Israel is using a new procurement approach to buy tech from startups and smaller businesses, the Chief Technology Officer of Digital Israel has told GovInsider.


“We are trying to switch to what we refer as challenge-style tenders,” Dror Margalit said. Rather than tendering for a pre-defined solution, Israel is asking startups to submit ideas in how to solve specific problems.


“We say, ‘Okay, let’s go one step back’. We have a problem, now let’s tender a challenge to address the problem. Let's not define a solution,” Margalit said. Shortlisted startups will then pitch their solutions to the government.


These solutions will be selected for trials which, if proven successful, will lead to wider implementation of their technologies.


“I think this is the way to inject innovative and creative solutions even from startups, and not just from the traditional big companies, into the government,” Margalit explained. Startups are willing to take risks that governments are not, and therefore, come up with more innovative solutions, Margalit believes.
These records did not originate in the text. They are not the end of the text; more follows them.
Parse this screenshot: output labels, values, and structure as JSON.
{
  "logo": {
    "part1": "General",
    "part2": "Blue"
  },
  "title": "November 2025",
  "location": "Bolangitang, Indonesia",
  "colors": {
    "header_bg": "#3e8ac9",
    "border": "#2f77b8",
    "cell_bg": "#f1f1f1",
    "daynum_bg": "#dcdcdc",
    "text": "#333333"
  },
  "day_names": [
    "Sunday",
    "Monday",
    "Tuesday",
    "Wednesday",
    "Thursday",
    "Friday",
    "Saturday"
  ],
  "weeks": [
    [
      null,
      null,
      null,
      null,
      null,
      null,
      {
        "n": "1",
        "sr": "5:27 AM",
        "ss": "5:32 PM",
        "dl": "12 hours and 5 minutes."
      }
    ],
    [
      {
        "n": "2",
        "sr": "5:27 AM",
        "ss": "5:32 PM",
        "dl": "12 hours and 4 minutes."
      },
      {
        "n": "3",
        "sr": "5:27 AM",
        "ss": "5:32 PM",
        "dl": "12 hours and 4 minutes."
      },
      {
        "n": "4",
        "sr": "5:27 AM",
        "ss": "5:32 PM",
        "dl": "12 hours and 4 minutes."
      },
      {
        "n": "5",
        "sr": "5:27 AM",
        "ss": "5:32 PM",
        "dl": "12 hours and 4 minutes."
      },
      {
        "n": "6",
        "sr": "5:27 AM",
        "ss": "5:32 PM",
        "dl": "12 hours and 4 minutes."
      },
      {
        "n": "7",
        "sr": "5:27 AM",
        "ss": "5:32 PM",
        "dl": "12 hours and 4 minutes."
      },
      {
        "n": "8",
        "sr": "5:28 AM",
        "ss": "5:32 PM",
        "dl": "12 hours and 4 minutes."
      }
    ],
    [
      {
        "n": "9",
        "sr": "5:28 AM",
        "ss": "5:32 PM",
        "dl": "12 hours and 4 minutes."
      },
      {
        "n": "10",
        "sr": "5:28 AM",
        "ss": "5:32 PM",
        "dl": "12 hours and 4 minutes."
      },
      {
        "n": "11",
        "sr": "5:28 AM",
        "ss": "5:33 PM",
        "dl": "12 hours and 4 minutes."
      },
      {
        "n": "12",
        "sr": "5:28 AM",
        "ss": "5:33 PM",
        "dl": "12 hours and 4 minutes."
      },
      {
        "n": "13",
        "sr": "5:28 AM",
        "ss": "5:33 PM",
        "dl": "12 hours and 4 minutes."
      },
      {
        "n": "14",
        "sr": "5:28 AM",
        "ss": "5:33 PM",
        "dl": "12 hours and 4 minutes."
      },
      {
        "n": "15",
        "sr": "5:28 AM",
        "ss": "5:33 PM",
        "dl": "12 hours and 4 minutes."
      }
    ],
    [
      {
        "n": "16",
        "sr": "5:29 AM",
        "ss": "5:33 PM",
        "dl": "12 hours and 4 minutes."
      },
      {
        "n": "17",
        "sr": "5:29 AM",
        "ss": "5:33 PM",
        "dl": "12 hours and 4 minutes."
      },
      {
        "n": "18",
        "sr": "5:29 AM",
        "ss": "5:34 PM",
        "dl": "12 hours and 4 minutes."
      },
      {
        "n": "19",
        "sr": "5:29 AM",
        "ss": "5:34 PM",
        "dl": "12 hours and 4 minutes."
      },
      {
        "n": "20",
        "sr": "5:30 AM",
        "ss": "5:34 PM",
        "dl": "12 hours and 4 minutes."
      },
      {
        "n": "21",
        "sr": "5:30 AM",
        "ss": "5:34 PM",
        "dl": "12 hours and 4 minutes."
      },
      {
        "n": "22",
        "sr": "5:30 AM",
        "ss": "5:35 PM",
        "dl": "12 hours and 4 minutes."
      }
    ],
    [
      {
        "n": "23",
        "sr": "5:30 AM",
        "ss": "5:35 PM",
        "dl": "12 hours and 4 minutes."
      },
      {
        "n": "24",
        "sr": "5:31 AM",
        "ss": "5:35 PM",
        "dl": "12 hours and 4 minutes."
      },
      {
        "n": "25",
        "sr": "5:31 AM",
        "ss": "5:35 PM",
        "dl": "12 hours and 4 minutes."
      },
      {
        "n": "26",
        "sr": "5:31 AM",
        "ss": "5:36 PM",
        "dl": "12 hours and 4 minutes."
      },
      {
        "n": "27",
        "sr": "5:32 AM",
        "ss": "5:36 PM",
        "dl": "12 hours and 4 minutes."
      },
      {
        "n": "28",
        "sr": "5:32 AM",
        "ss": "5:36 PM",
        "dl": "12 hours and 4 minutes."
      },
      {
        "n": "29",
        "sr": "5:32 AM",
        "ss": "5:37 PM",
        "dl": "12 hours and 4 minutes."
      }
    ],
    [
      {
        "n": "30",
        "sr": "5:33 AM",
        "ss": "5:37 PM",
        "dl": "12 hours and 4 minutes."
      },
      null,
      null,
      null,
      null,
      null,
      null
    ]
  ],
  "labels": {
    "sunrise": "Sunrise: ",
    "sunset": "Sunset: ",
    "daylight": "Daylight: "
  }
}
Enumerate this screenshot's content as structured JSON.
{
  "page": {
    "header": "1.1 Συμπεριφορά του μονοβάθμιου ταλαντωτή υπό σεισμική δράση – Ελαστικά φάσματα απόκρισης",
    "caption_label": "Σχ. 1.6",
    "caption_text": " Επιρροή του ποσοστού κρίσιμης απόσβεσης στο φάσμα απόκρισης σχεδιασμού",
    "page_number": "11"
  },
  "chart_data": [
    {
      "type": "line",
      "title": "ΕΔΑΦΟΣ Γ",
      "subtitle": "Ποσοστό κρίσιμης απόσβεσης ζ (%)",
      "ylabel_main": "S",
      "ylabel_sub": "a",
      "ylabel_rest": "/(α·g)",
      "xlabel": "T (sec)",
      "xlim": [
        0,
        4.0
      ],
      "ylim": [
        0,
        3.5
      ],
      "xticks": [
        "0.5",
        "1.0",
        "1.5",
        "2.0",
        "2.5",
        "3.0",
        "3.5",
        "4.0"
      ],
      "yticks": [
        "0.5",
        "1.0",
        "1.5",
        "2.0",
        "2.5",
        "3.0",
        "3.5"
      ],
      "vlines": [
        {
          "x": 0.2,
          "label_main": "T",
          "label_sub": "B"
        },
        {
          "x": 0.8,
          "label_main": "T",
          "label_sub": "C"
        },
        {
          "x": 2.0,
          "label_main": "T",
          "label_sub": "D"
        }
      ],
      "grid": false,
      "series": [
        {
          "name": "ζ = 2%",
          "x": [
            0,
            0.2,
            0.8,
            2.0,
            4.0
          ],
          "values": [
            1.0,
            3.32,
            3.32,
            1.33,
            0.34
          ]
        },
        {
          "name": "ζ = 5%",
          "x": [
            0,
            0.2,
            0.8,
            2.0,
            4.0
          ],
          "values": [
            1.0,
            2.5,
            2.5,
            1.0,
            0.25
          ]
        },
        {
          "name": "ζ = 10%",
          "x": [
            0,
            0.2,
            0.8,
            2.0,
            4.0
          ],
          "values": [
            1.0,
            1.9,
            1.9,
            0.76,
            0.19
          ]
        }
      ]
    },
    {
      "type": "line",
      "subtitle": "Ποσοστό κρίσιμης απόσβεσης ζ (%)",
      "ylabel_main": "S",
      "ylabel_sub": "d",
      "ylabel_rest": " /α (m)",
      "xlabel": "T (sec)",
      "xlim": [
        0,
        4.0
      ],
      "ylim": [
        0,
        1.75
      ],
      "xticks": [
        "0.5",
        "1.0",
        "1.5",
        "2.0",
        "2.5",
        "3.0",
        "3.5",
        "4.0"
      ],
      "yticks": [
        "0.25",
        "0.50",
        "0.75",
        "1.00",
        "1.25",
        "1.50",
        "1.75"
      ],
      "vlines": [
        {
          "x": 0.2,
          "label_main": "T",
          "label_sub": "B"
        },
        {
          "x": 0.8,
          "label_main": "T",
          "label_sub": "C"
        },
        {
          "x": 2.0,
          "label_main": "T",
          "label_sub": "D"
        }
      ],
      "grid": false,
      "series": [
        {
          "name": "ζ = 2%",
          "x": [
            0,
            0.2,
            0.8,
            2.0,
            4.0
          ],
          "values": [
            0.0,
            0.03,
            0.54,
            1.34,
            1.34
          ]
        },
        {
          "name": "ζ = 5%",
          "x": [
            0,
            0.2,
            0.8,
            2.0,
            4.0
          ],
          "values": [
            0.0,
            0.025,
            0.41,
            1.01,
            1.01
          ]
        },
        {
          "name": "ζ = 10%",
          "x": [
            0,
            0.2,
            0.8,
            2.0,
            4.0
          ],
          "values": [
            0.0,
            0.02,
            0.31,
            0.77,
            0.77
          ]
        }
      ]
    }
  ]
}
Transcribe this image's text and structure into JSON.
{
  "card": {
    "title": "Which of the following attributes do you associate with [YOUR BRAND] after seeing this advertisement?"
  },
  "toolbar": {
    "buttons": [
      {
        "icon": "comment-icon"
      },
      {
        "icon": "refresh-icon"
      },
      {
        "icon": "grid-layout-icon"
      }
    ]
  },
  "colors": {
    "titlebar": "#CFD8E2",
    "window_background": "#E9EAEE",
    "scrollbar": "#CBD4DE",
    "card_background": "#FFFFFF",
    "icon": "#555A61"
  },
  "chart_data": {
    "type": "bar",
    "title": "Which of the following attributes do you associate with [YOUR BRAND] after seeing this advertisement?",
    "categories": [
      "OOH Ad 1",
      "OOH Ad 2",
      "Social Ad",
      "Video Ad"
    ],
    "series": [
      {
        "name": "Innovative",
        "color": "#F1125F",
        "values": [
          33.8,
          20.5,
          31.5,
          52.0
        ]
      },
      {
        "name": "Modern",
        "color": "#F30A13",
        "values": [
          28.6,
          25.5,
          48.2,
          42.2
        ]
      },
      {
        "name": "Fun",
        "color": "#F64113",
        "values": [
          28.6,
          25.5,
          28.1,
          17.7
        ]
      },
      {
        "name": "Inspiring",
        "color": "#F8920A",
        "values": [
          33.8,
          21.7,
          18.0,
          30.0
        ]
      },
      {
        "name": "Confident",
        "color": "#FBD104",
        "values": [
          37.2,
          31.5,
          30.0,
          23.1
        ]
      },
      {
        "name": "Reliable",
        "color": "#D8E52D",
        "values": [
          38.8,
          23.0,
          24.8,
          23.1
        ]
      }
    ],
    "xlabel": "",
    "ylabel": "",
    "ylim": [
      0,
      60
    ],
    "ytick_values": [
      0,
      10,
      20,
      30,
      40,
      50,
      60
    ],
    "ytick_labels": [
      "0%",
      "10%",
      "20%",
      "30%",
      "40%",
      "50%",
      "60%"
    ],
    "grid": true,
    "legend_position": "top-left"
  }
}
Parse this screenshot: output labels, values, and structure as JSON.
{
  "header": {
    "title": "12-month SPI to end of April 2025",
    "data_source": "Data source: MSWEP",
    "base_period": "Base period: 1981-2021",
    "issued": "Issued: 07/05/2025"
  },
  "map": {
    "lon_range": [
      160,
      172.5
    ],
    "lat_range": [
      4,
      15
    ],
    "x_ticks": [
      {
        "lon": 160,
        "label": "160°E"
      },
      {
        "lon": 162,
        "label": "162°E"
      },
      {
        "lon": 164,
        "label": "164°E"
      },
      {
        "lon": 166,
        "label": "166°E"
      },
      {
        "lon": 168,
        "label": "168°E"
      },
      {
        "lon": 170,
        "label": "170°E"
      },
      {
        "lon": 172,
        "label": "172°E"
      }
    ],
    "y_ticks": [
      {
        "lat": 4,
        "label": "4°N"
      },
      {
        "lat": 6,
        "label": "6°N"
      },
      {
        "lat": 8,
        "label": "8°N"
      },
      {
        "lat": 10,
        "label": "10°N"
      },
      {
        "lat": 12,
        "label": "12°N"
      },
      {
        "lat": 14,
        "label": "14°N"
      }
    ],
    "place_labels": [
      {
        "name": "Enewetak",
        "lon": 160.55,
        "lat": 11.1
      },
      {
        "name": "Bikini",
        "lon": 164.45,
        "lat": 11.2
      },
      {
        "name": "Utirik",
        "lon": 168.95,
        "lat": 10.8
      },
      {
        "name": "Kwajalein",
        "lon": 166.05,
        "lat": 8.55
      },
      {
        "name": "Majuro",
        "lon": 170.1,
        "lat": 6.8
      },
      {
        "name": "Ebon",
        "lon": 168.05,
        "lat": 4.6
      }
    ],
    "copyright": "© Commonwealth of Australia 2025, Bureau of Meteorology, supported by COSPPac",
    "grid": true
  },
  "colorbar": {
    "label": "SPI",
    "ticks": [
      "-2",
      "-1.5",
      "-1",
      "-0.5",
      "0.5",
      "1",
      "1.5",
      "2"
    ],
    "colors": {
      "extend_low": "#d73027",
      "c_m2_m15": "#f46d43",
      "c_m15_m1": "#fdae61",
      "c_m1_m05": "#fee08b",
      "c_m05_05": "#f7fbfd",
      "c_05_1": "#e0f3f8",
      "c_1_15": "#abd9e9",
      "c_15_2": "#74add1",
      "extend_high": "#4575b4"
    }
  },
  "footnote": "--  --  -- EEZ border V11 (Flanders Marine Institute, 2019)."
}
“If you are in a startup, you maximise risk. You want to change the world,” he said. With a challenge tender, “there’s a chance that you will get the best ideas from within the market,” he said.


These government trials could help startups to gain the confidence of investors, he added. “They will be able to raise money from the venture capitalists because their solution is being tested by the government.”


Israel’s Ministry of Health is already using this approach for certain tenders. Pilots and proof-of-concepts of shortlisted solutions will be fully funded by the ministry, according to its website.


The administrative and legal barriers have been “softened” for challenge tenders, the ministry adds, to encourage applications from companies that are “not accustomed” to government tendering processes.


The ministry has three active challenge tenders online at the moment: how to tackle overcrowding in emergency rooms and internal medicine departments; how to cope with obesity; and how to handle medical errors resulting from patient misidentification, according to the website.